Les réponses face à la montée du fascisme à travers le monde pêchent trop souvent par une lecture réductrice, ne tenant pas compte de ces deux versants conjoints des discours de haine contemporains. Nous assistons trop régulièrement à des diagnostics partiels, en ce sens qu’ils entendent contrer l’une ou l’autre de ces dynamiques mortifères, mais beaucoup plus rarement d’affronter les deux ensemble.
A gauche par exemple, on assiste trop souvent à des tentatives de contrer la haine à l’égard des minorités par une posture anti-media, faisant de ces derniers les responsables de l’impasse civilisationnelle. De la même manière, on observe régulièrement certains acteurs citoyens et politiques vouloir combattre la rhétorique anti-système, complotiste entre autres, par la stigmatisation de certaines minorités, les rendant seules responsables du marasme ambiant.

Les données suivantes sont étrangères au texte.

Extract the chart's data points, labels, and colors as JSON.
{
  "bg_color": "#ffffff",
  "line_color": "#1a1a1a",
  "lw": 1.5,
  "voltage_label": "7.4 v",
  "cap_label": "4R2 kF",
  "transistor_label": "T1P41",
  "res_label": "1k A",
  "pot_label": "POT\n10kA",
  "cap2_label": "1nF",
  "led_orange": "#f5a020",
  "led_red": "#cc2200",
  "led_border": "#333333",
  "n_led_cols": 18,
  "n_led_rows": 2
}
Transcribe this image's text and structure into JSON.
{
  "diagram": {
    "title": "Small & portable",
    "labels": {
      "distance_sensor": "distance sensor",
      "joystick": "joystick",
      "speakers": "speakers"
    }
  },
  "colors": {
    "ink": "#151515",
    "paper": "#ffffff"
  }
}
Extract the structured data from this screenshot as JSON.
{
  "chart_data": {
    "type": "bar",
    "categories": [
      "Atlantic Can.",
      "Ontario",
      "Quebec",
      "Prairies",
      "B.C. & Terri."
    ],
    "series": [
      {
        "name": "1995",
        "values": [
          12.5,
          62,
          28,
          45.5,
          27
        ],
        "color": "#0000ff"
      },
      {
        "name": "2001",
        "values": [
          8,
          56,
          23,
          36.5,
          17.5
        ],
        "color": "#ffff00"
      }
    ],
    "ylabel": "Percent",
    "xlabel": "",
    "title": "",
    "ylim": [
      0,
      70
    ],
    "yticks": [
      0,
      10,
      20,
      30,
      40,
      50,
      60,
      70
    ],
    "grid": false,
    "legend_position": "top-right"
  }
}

L’enjeu réside dans notre propension collective à redonner corps et foi dans le récit démocratique, ce qui ne pourra se faire que hors du champ de ce double récit marqué du sceau du désaveu et du discrédit. A cet égard, il convient de dire avec force que ce ne sont ni aux minorités ni aux médias que doit incomber cette lourde tâche. Face à ce défi, nous avons par contre à renouer la confiance nécessaire pour en faire non plus des objets de haine obsessionnelle, mais bien de véritables alliés.